Blerghhh… Oh. Mornin’ All. Well, that was a nice dream while it lasted.  Today is the start of 2019 testing. We’re still at Yas Marina, going around in circles. There’s a metaphor if ever you needed one.

On the subject of metaphors, the result at the weekend told you pretty much everything you need to know about F1 in 2018. Mercedes were a bit quicker than everyone else, Ferrari were breathing down their neck but just not quite good enough, and we were like greased lightning through the corners but going backwards on the straights. Third and fourth is frustrating – but at least we go home with a trophy. In fact, we’ve been on the podium at each of the last five races, which is something no other team can claim. Good momentum or clutching at straws? You be the judge.

The weekend at Yas Marina was… nice. Most of the paddock was in a pretty good mood. Yas lends itself to a relaxing grand prix, with the harbour and the rooftop terraces and the warm evening temperatures.* When there’s a championship at stake, and everyone’s properly bricking it, you generally don’t notice things like that, but with the season already decided, it all tends to be a bit more comfortable.

On Saturday we  said ‘Au revoir’ to our French engine suppliers. After 12 years, eight titles, and a butt-load of trophies we parted company with Renault. Senior management in both blue and yellow had warm words to say about our collective triumphs over the years. All of the embraces seemed genuine – possibly because they’d all be frisked for weapons at the door.

Daniel stood through that with a fixed grin on his face; like the bridegroom desperately hoping his Best Man and his father-in-law hadn’t been hitting the bottle before the speeches. It was a shame he couldn’t end the year with a podium, and the strategy he ran made us think at one point that he might be in with a shot of a spectacular season-ending charge, but it wasn’t to be.

Daniel’s now got more free time to look forward to than he’s had since he was a teenager. To say this makes Daniel happy would be an understatement. His plan, as outlined at length over the last few weeks, involves dirt bikes, junk food, loud music and perhaps the occasional libation. Happy travels Dan, we’ll miss you – it's going to be weird when you rock up next year in the garage next door, dressed like an angry bumblebee.

As for the rest of us, well, as usual it’s a case of off-season? What off-season? Back at base, the factory is flat-out designing and building the RB15**. Around that, the loading bays are going to be busy as all the freight makes its way back from Singapore, Japan, Texas, Mexico, Brazil and – at some point after Christmas – this very garage module in which Spy is currently skiving. By the time that gets back, 50-or-so-tonnes of freight for Australia will long since have been loaded and dispatched in the general direction of Melbourne, which makes for a hectic few weeks back at the factory, with all of the garage kit being stripped, repaired, tested and, in many cases, redesigned for the year ahead.

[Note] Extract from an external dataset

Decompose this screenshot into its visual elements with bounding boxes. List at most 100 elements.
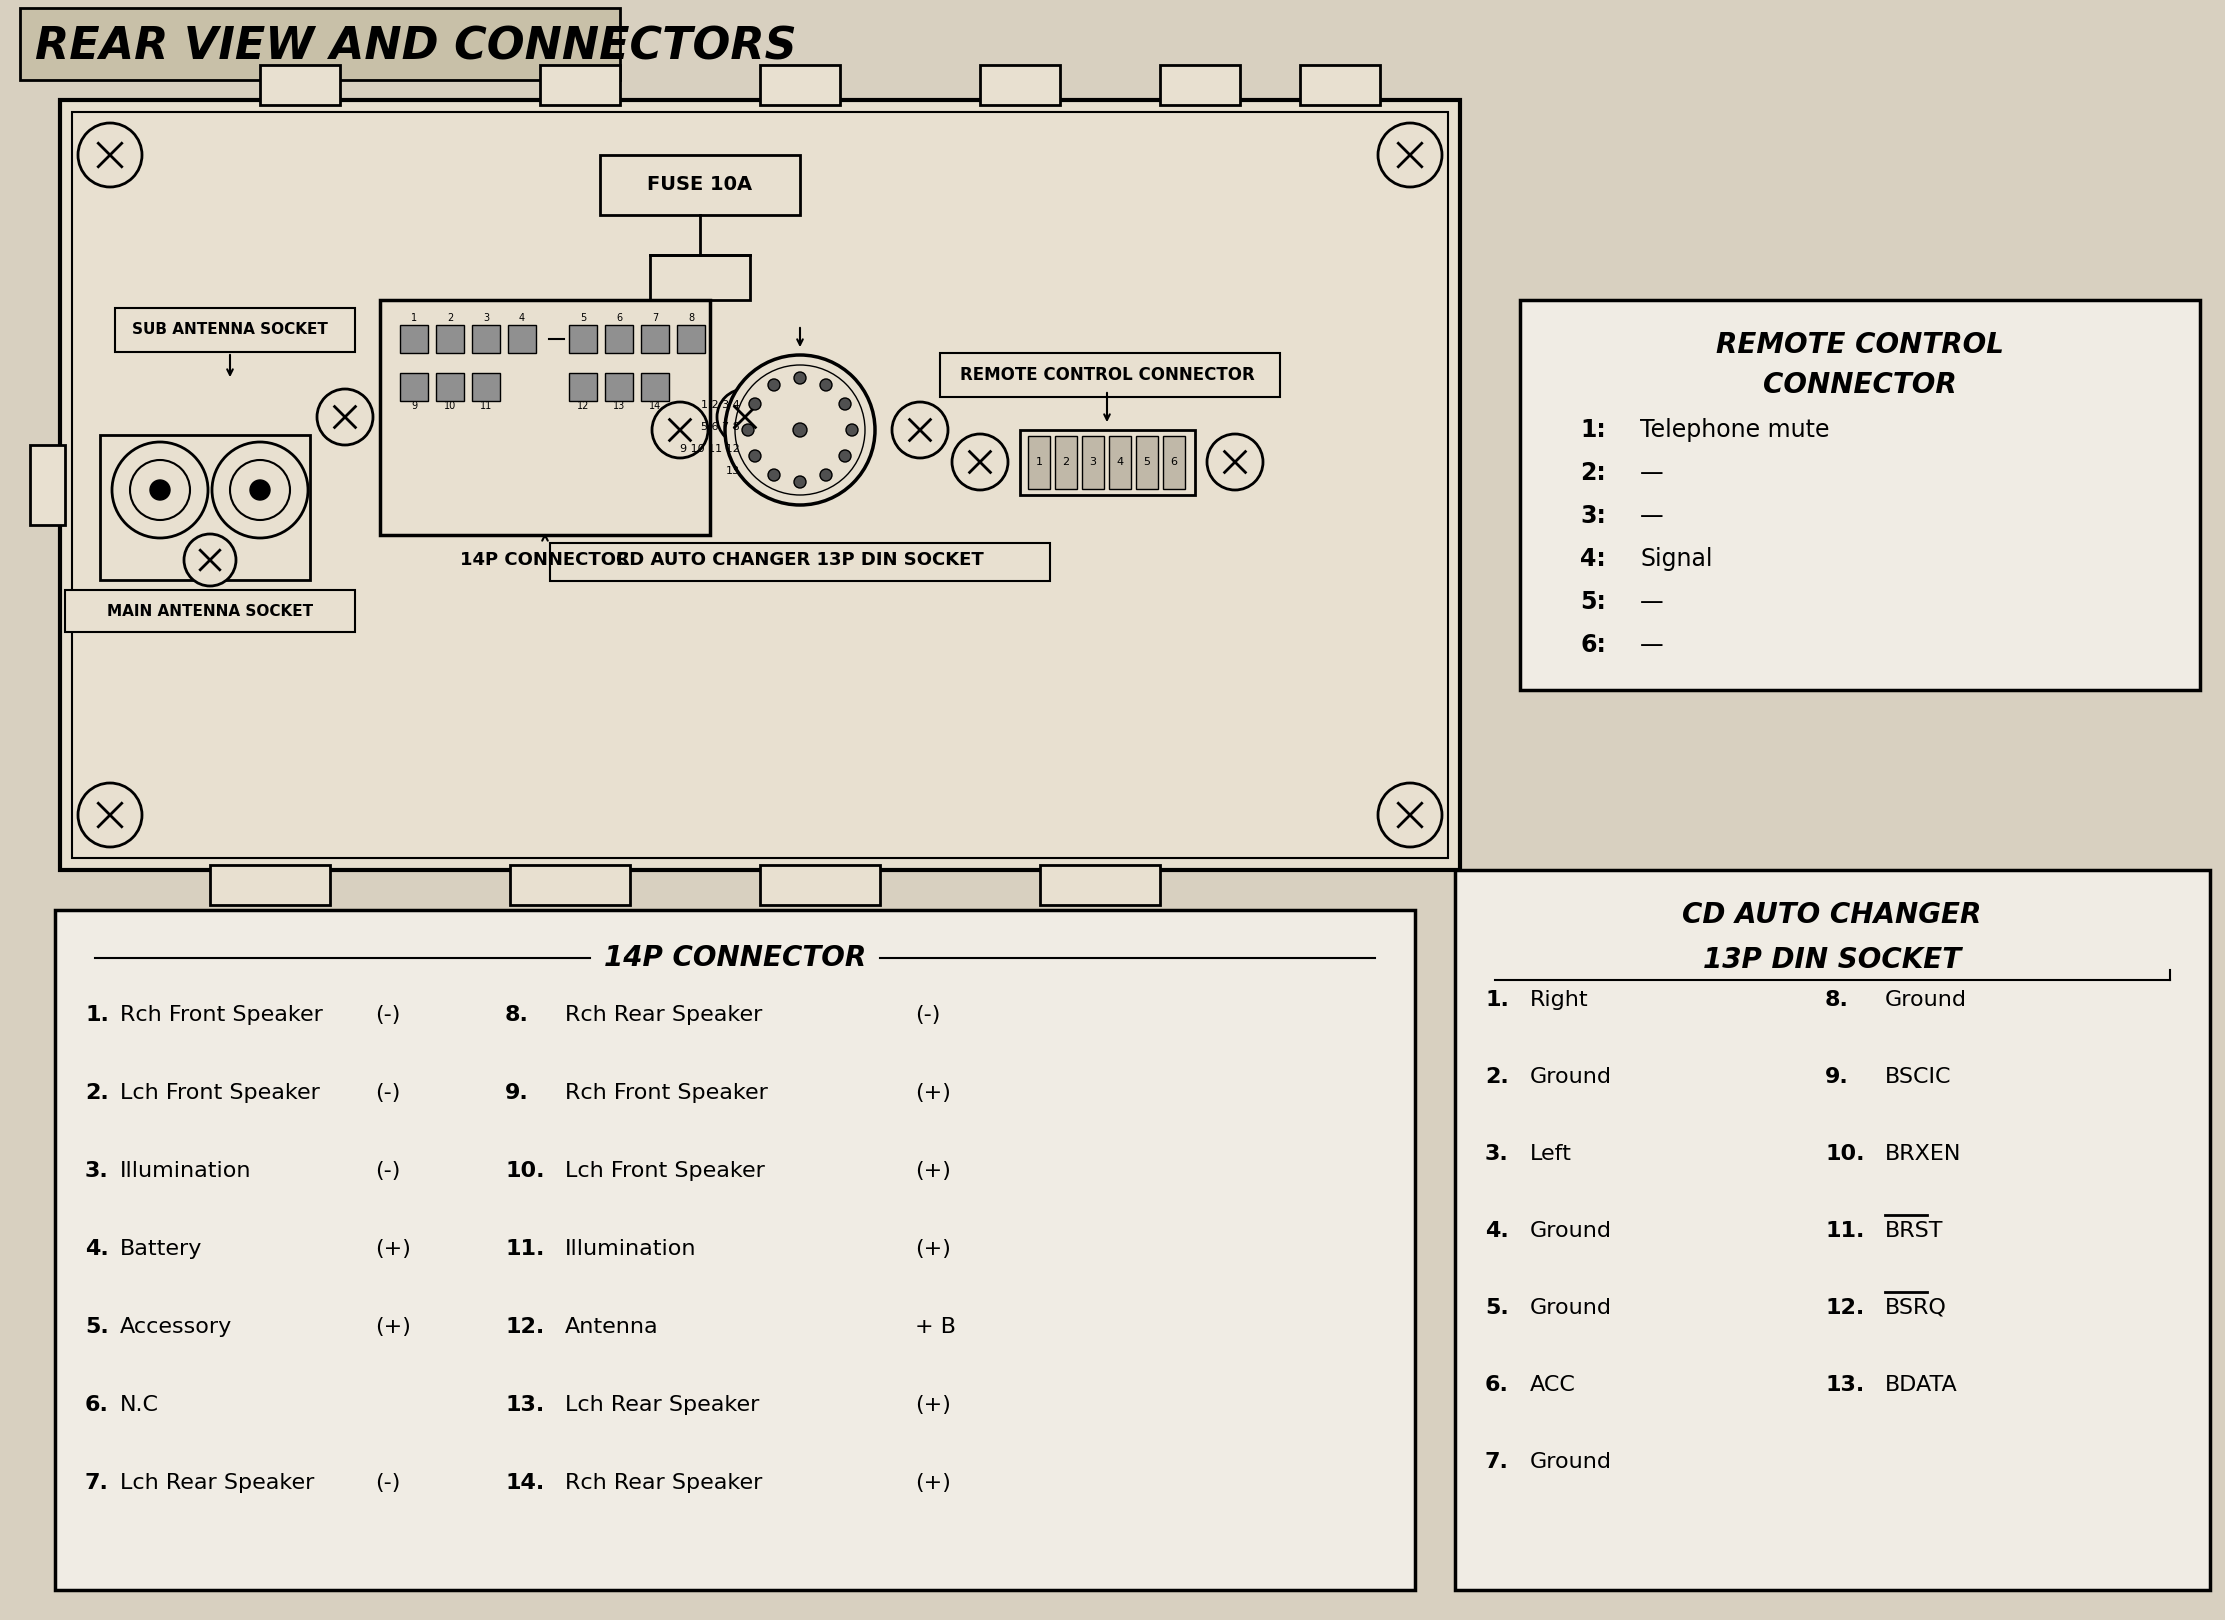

Even with that looming in the near-future, there is a sense of achievement at finishing the racing season and heading into something new. A change isn’t, in any sense, as good as a rest but, apart from a couple of noted headcases, for most of the team it’s going to be good to get away from the race track for a couple of months. The vast majority of people here have a deep and abiding passion for motorsport – but 21 races tends to knock the stuffing out of even the most enthusiastic bobble-hat. But that’s the beauty of working for an F1 team: you’re happy when the season ends and, come the end of February, you’re absolutely gagging to get back and do it all over again.

<Spy mimes mike drop>

* Plus, it has an Ikea, for those of us who like a crafty test-drive in the bed section.

** Unless they’re already working on the RB16. Seriously, that begins about now.